曲のイメージとは反対に、寂しさを紛らわせるような歌詞だ。
悲しい時に悲しんで涙を流すことは自然なことかもしれない。でも涙を流したくなるほど寂しくて悲しい時だからこそ、「泣くもんか !」と上を向いて歩こうとする仕草には、ただ悲しいという気持ちを超えて「ガマンする」という美学を感じたりする。

以前にも書いたが「悲しい時には楽しいふりをしてごらん」という詩の一節がある。悲しい時に悲しむことは普通だ。でも悲しんでいる姿を見て「嬉しい!」と思う人は少ないと思う。自分が悲しい時に悲しい気持ちでいれば、悲しみはさらにリフレインしてますます悲しくなってしまう。その悲しさはさらに悲しい態度として現れる。

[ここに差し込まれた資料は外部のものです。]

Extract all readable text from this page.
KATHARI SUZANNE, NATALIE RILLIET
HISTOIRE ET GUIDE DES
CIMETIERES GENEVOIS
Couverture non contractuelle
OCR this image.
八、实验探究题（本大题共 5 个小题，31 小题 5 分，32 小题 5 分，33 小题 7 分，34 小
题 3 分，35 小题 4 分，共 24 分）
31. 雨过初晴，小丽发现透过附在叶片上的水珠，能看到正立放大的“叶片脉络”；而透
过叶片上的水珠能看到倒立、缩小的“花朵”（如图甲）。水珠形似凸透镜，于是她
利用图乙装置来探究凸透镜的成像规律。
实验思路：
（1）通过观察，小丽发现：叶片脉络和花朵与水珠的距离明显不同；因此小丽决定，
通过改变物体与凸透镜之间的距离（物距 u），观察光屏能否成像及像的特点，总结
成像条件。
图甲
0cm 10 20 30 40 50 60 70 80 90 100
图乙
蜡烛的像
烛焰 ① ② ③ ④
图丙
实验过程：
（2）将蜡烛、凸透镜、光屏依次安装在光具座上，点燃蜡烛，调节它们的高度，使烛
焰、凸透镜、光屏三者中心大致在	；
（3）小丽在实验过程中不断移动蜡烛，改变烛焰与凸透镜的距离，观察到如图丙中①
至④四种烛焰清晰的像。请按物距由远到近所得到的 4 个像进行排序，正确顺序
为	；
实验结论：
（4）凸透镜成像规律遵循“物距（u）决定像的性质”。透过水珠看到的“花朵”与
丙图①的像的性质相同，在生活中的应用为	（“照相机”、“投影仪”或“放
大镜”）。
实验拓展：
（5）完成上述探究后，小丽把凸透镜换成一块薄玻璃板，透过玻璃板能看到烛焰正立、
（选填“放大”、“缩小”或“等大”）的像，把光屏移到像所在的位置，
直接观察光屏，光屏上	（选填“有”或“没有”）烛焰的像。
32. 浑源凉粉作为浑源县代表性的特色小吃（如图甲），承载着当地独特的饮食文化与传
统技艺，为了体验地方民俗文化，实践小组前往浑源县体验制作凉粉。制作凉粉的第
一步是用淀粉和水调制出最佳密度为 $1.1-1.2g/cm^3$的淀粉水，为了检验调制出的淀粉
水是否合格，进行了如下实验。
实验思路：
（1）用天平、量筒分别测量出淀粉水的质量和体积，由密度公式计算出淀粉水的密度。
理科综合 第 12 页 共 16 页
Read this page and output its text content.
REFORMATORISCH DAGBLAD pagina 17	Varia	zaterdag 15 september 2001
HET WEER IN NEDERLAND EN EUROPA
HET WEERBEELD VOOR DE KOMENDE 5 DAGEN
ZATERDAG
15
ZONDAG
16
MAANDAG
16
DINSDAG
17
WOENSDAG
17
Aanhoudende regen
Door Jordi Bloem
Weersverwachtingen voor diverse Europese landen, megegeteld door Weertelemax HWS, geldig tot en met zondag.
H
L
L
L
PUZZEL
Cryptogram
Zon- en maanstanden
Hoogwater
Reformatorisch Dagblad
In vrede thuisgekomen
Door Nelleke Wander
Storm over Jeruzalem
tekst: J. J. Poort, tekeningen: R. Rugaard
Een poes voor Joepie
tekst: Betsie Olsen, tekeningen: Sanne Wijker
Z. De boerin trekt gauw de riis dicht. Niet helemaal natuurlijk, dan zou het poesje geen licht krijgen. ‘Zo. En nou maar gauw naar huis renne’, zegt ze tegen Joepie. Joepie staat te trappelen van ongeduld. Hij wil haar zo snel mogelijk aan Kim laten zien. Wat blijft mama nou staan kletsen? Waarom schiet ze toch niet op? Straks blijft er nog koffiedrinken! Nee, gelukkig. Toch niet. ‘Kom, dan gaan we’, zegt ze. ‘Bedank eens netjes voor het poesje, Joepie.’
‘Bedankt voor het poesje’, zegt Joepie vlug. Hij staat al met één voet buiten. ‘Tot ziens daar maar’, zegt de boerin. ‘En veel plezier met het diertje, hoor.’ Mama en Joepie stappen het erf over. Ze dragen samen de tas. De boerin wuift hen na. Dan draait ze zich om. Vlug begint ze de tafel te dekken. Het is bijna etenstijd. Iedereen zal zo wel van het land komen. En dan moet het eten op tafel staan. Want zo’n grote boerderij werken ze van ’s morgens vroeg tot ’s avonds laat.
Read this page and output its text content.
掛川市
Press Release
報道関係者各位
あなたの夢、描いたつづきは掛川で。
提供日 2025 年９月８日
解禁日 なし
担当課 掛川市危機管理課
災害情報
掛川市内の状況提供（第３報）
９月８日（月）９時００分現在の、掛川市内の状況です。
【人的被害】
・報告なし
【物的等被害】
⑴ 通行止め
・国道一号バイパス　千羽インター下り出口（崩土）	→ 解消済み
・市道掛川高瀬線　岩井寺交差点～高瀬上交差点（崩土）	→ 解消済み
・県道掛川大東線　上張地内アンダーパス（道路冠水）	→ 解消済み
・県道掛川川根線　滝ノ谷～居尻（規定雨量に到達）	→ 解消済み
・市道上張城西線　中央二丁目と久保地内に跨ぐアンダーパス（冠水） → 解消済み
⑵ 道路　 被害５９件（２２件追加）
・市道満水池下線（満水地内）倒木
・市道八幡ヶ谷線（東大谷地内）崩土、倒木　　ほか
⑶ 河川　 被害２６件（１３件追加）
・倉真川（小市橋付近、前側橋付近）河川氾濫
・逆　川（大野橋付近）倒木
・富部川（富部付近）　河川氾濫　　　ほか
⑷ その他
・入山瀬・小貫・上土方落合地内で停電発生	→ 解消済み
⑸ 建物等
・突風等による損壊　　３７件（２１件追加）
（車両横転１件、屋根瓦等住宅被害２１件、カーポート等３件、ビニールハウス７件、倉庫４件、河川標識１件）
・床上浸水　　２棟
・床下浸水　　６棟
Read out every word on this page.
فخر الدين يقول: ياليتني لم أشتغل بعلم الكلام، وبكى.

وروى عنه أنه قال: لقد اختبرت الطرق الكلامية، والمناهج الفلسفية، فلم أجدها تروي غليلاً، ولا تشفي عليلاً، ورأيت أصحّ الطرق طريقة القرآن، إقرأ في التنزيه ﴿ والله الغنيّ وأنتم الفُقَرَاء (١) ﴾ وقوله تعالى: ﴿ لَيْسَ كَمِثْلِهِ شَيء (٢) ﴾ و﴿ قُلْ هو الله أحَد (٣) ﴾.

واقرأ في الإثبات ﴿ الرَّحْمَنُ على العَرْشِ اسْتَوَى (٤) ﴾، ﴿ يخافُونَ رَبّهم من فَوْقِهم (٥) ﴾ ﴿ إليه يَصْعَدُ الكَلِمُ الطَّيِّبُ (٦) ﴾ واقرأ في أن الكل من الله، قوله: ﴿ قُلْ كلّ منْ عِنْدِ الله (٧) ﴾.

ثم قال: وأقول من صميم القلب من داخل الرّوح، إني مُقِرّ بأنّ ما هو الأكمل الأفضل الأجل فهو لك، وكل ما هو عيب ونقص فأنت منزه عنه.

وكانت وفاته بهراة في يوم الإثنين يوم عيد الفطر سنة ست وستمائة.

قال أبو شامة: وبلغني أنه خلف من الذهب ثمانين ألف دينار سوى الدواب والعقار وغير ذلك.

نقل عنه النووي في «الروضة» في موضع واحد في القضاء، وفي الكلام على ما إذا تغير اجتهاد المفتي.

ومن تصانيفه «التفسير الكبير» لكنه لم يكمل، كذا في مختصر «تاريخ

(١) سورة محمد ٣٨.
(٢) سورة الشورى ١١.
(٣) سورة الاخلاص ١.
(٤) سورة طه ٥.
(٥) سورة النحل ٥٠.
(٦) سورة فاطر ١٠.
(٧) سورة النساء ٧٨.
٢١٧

いつまで経っても悲しさから抜け出せないのなら、いっそのこと自分を偽って「悲しい時にこそ楽しいふりをしてみる」のも一つのやり方かもしれない。よく言われるが、「理屈で納得しても人の感情は変えられない。でも感情は行動に伴う」と。頭では分かっていても感情は理屈で動くものではない。

だから「衝動買い」は理屈ではない。どれだけセールスマンに「この商品は素晴らしいものですよ」と理屈で説得されても、人は欲しくないものは買わない。でも他人がどんなに下らないものだと言っても、自分が「欲しい!」と思った時には思わず買ってしまう。感情と行動は直接繋がっている。衝動は感情だ。

反対に頭ではそう思っていなくても、自分がひとたび行動に移した時にはその行動に感情は引きずられるのだ。「上を向いて歩こう」と行動していると、上を向いて歩くことが幸せを見上げているような気持ちになって、寂しさや悲しみが希望へと変わっていくのかもしれない。この歌はそんな気持ちにさせるのである。